Document Specialist, Clinical Operations

Overview

Ready to join a team committed to moving gene therapies into the clinical and commercial settings for patients and families devastated by rare neurological genetic diseases? AveXis is advancing cutting-edge science to treat rare and life-threatening genetic diseases starting with our clinical-stage, proprietary gene therapy candidate, AVXS-101 (ZOLGENSMA®). We are in the midst of an incredible journey and are looking for passionate individuals to join us on this important mission.

AveXis, Inc., a Novartis Company , is a clinical-stage gene therapy company, dedicated to developing and commercializing novel treatments for patients suffering from rare and life-threatening neurological genetic diseases. Our initial product candidate, AVXS-101, is our proprietary gene therapy product candidate currently in development for the treatment of spinal muscular atrophy, or SMA, Type 1, the leading genetic cause of infant mortality, and for the treatment of SMA Type 2. The U.S. Food and Drug Administration, or FDA, has granted AVXS-101 Orphan Drug Designation for the treatment of all types of SMA and Breakthrough Therapy Designation, as well as Fast Track Designation for the treatment of SMA Type 1. In addition to developing AVXS-101 to treat SMA Type 1 and Type 2, we also plan to develop other novel treatments for rare neurological diseases, including Rett syndrome (RTT) and a genetic form of amyotrophic lateral sclerosis (ALS) caused by mutations in the superoxide dismutase 1 (SOD1) gene.

The Document Specialist will be responsible for managing and maintaining the AveXis electronic Trial Master File (eTMF) which includes development and maintenance of an Expected Documents List (EDL), uploading study documentation, ongoing eTMF reconciliation, quality checking uploaded documents, working with the AveXis staff to ensure the eTMF is complete and inspection ready and holding the study team accountable for missing documentation.

Responsibilities

• Participate in the development and ongoing management of processes, procedures, and trainings for AveXis use of Veeva Vault eTMF.
• Upload documents into the eTMF (both Clinical Research Organization (CRO) owned and AveXis owned eTMFs).
• Clinical documentation management and tracking, prioritizing tasks and ensuring adherence to timelines.
• Use electronic systems and tools (e.g.

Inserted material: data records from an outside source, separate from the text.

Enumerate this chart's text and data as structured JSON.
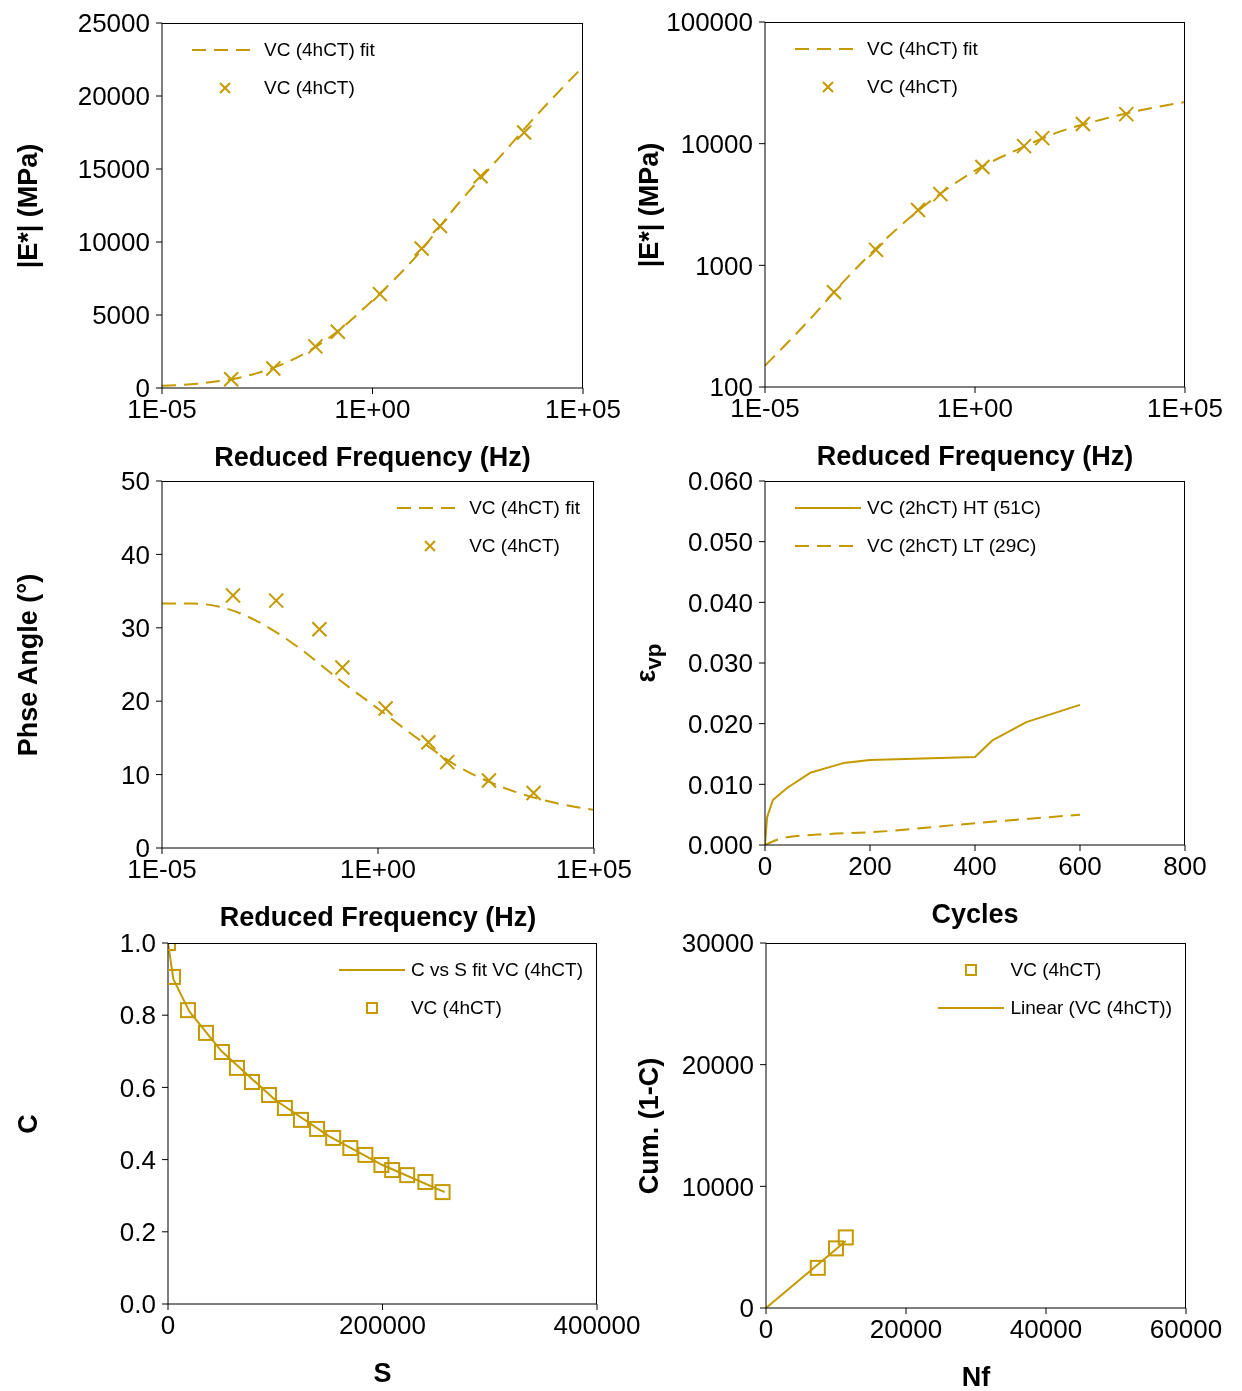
{
  "chart_data": [
    {
      "type": "scatter",
      "xlabel": "Reduced Frequency (Hz)",
      "ylabel": "|E*| (MPa)",
      "log": "x",
      "xlim": [
        1e-05,
        100000
      ],
      "xticks": [
        {
          "value": 1e-05,
          "label": "1E-05"
        },
        {
          "value": 1,
          "label": "1E+00"
        },
        {
          "value": 100000,
          "label": "1E+05"
        }
      ],
      "ylim": [
        0,
        25000
      ],
      "yticks": [
        0,
        5000,
        10000,
        15000,
        20000,
        25000
      ],
      "legend": "top left",
      "series": [
        {
          "name": "VC (4hCT) fit",
          "type": "line",
          "line_style": "dashed",
          "marker": "none",
          "color": "#c49a00",
          "x": [
            1e-05,
            0.0001,
            0.001,
            0.01,
            0.1,
            1,
            10,
            100,
            1000,
            10000,
            100000
          ],
          "values": [
            150,
            340,
            820,
            1800,
            3500,
            6000,
            8900,
            12500,
            15750,
            19000,
            22000
          ]
        },
        {
          "name": "VC (4hCT)",
          "marker": "cross",
          "color": "#c49a00",
          "x": [
            0.00044,
            0.0044,
            0.044,
            0.15,
            1.5,
            14.7,
            40,
            370,
            4000
          ],
          "values": [
            600,
            1340,
            2850,
            3850,
            6430,
            9550,
            11100,
            14500,
            17500
          ]
        }
      ]
    },
    {
      "type": "scatter",
      "xlabel": "Reduced Frequency (Hz)",
      "ylabel": "|E*| (MPa)",
      "log": "xy",
      "xlim": [
        1e-05,
        100000
      ],
      "xticks": [
        {
          "value": 1e-05,
          "label": "1E-05"
        },
        {
          "value": 1,
          "label": "1E+00"
        },
        {
          "value": 100000,
          "label": "1E+05"
        }
      ],
      "ylim": [
        100,
        100000
      ],
      "yticks": [
        100,
        1000,
        10000,
        100000
      ],
      "legend": "top left",
      "series": [
        {
          "name": "VC (4hCT) fit",
          "type": "line",
          "line_style": "dashed",
          "marker": "none",
          "color": "#c49a00",
          "x": [
            1e-05,
            0.0001,
            0.001,
            0.01,
            0.1,
            1,
            10,
            100,
            1000,
            10000,
            100000
          ],
          "values": [
            150,
            340,
            820,
            1800,
            3500,
            6000,
            8900,
            12500,
            15750,
            19000,
            22000
          ]
        },
        {
          "name": "VC (4hCT)",
          "marker": "cross",
          "color": "#c49a00",
          "x": [
            0.00044,
            0.0044,
            0.044,
            0.15,
            1.5,
            14.7,
            40,
            370,
            4000
          ],
          "values": [
            600,
            1340,
            2850,
            3850,
            6430,
            9550,
            11100,
            14500,
            17500
          ]
        }
      ]
    },
    {
      "type": "scatter",
      "xlabel": "Reduced Frequency (Hz)",
      "ylabel": "Phse Angle (°)",
      "log": "x",
      "xlim": [
        1e-05,
        100000
      ],
      "xticks": [
        {
          "value": 1e-05,
          "label": "1E-05"
        },
        {
          "value": 1,
          "label": "1E+00"
        },
        {
          "value": 100000,
          "label": "1E+05"
        }
      ],
      "ylim": [
        0,
        50
      ],
      "yticks": [
        0,
        10,
        20,
        30,
        40,
        50
      ],
      "legend": "top right",
      "series": [
        {
          "name": "VC (4hCT) fit",
          "type": "line",
          "line_style": "dashed",
          "marker": "none",
          "color": "#c49a00",
          "x": [
            1e-05,
            5.2e-05,
            0.00032,
            0.0032,
            0.018,
            0.11,
            1.1,
            9.3,
            55,
            460,
            3900,
            95000
          ],
          "values": [
            33.3,
            33.3,
            32.6,
            29.9,
            26.9,
            23.2,
            18.8,
            14.7,
            11.5,
            8.8,
            6.9,
            5.2
          ]
        },
        {
          "name": "VC (4hCT)",
          "marker": "cross",
          "color": "#c49a00",
          "x": [
            0.00044,
            0.0044,
            0.044,
            0.15,
            1.5,
            14.7,
            40,
            370,
            4000
          ],
          "values": [
            34.4,
            33.7,
            29.8,
            24.6,
            19.0,
            14.4,
            11.7,
            9.2,
            7.5
          ]
        }
      ]
    },
    {
      "type": "line",
      "xlabel": "Cycles",
      "ylabel": "ε$_{vp}$",
      "xlim": [
        0,
        800
      ],
      "xticks": [
        0,
        200,
        400,
        600,
        800
      ],
      "ylim": [
        0,
        0.06
      ],
      "yticks": [
        {
          "value": 0,
          "label": "0.000"
        },
        {
          "value": 0.01,
          "label": "0.010"
        },
        {
          "value": 0.02,
          "label": "0.020"
        },
        {
          "value": 0.03,
          "label": "0.030"
        },
        {
          "value": 0.04,
          "label": "0.040"
        },
        {
          "value": 0.05,
          "label": "0.050"
        },
        {
          "value": 0.06,
          "label": "0.060"
        }
      ],
      "legend": "top left",
      "marker": "none",
      "series": [
        {
          "name": "VC (2hCT) HT (51C)",
          "line_style": "solid",
          "color": "#c49a00",
          "x": [
            0,
            4,
            15,
            42,
            86,
            149,
            200,
            400,
            434,
            499,
            600
          ],
          "values": [
            0,
            0.0046,
            0.0074,
            0.0094,
            0.0119,
            0.0135,
            0.014,
            0.0145,
            0.0173,
            0.0203,
            0.0231
          ]
        },
        {
          "name": "VC (2hCT) LT (29C)",
          "line_style": "dashed",
          "color": "#c49a00",
          "x": [
            0,
            38,
            118,
            200,
            400,
            600
          ],
          "values": [
            0,
            0.0012,
            0.0018,
            0.0021,
            0.0036,
            0.005
          ]
        }
      ]
    },
    {
      "type": "scatter",
      "xlabel": "S",
      "ylabel": "C",
      "xlim": [
        0,
        400000
      ],
      "xticks": [
        0,
        200000,
        400000
      ],
      "ylim": [
        0,
        1
      ],
      "yticks": [
        {
          "value": 0,
          "label": "0.0"
        },
        {
          "value": 0.2,
          "label": "0.2"
        },
        {
          "value": 0.4,
          "label": "0.4"
        },
        {
          "value": 0.6,
          "label": "0.6"
        },
        {
          "value": 0.8,
          "label": "0.8"
        },
        {
          "value": 1,
          "label": "1.0"
        }
      ],
      "legend": "top right",
      "series": [
        {
          "name": "C vs S fit VC (4hCT)",
          "type": "line",
          "line_style": "solid",
          "marker": "none",
          "color": "#c49a00",
          "x": [
            0,
            5000,
            20000,
            50000,
            100000,
            150000,
            200000,
            258000
          ],
          "values": [
            1,
            0.9,
            0.81,
            0.7,
            0.565,
            0.465,
            0.385,
            0.31
          ]
        },
        {
          "name": "VC (4hCT)",
          "marker": "square",
          "color": "#c49a00",
          "x": [
            0,
            4700,
            18600,
            35400,
            50300,
            64300,
            78300,
            94200,
            109000,
            124000,
            139000,
            154000,
            170000,
            184000,
            199000,
            209000,
            223000,
            240000,
            256000
          ],
          "values": [
            1,
            0.906,
            0.814,
            0.751,
            0.698,
            0.654,
            0.615,
            0.579,
            0.543,
            0.51,
            0.485,
            0.46,
            0.432,
            0.413,
            0.385,
            0.371,
            0.357,
            0.338,
            0.31
          ]
        }
      ]
    },
    {
      "type": "scatter",
      "xlabel": "Nf",
      "ylabel": "Cum. (1-C)",
      "xlim": [
        0,
        60000
      ],
      "xticks": [
        0,
        20000,
        40000,
        60000
      ],
      "ylim": [
        0,
        30000
      ],
      "yticks": [
        0,
        10000,
        20000,
        30000
      ],
      "legend": "top right",
      "series": [
        {
          "name": "VC (4hCT)",
          "marker": "square",
          "color": "#c49a00",
          "x": [
            7400,
            10000,
            11400
          ],
          "values": [
            3300,
            4900,
            5800
          ]
        },
        {
          "name": "Linear (VC (4hCT))",
          "type": "line",
          "line_style": "solid",
          "marker": "none",
          "color": "#c49a00",
          "x": [
            0,
            11400
          ],
          "values": [
            0,
            5500
          ]
        }
      ]
    }
  ]
}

Veeva Vault, SharePoint, ACE, ComplianceWire).
• Maintain an audit and archive ready eTMF.
• Assist in transitioning eTMF from SharePoint (or other eTMF system, for example managed by a separate CRO vendor) to Veeva Vault system.
• Quality Check documents in the Veeva Vault eTMF on a daily basis.
• Critically reviews document content to ensure accuracy and completeness.
• Communicate any document inconsistencies (GCP or ALCOA discrepancies) to Vault uploader.
• Manage the eTMF, ensuring documents maintained in the file are appropriate and the content of those documents is accurate, complete, and consistent with processes and requirements in the Veeva Vault system.
• Collaborate with internal AveXis stakeholders to gather information necessary for execution of study Expected Document List (EDL) requirements and expected numbers.
• Critically reviews document content to ensure accuracy and completeness prior to upload into TMF.
• Communicate any document inconsistencies (GCP or ALCOA discrepancies) back to functional areas for resolution.
• Perform document upload per unique study eTMF guidelines.
• Support other projects as assigned.
• Identify and contribute to areas of best practice and process improvement.

Qualifications

• Bachelor's Degree preferred.
• 2+ years of experience working in clinical research records management department or equivalent experience and demonstrated ability to present and articulate requirements of eTMF files.
• Experience with eTMF required; experience working in Veeva Vault eTMF preferred.
• Familiarity with eTMF processes and procedures.
• Advanced skills using MS Word, MS SharePoint, Adobe Acrobat Professional, and experience with MS Excel, MS PowerPoint preferred.
• Familiarity with interpretation of applicable FDA, Canadian, EU and ICH, global documentation guidelines related to clinical trial and eTMF management.
• Knowledgeable of clinical research operations, including interpretation and implementation of FDA regulations/ICH guidelines.
• The ability to multitask, prioritize, and work under pressure in adhering to deadlines.
• Strong oral and written communication and interpersonal skills.
• Strong project management and organizational skills.
• Ability to apply knowledge to new situations.

The level of this position will be based on the final candidate's qualifications.

Please note this job description is not designed to cover or contain a comprehensive listing of activities, duties or responsibilities that are required of the employee for this job. Duties, responsibilities and activities may change at any time with or without notice.

AveXis is committed to creating a diverse environment and is proud to be an equal opportunity employer. All qualified applicants will receive consideration for employment without regard to race, color, religion, gender, gender identity, national origin, genetics, disability, age, sexual orientation or veteran status.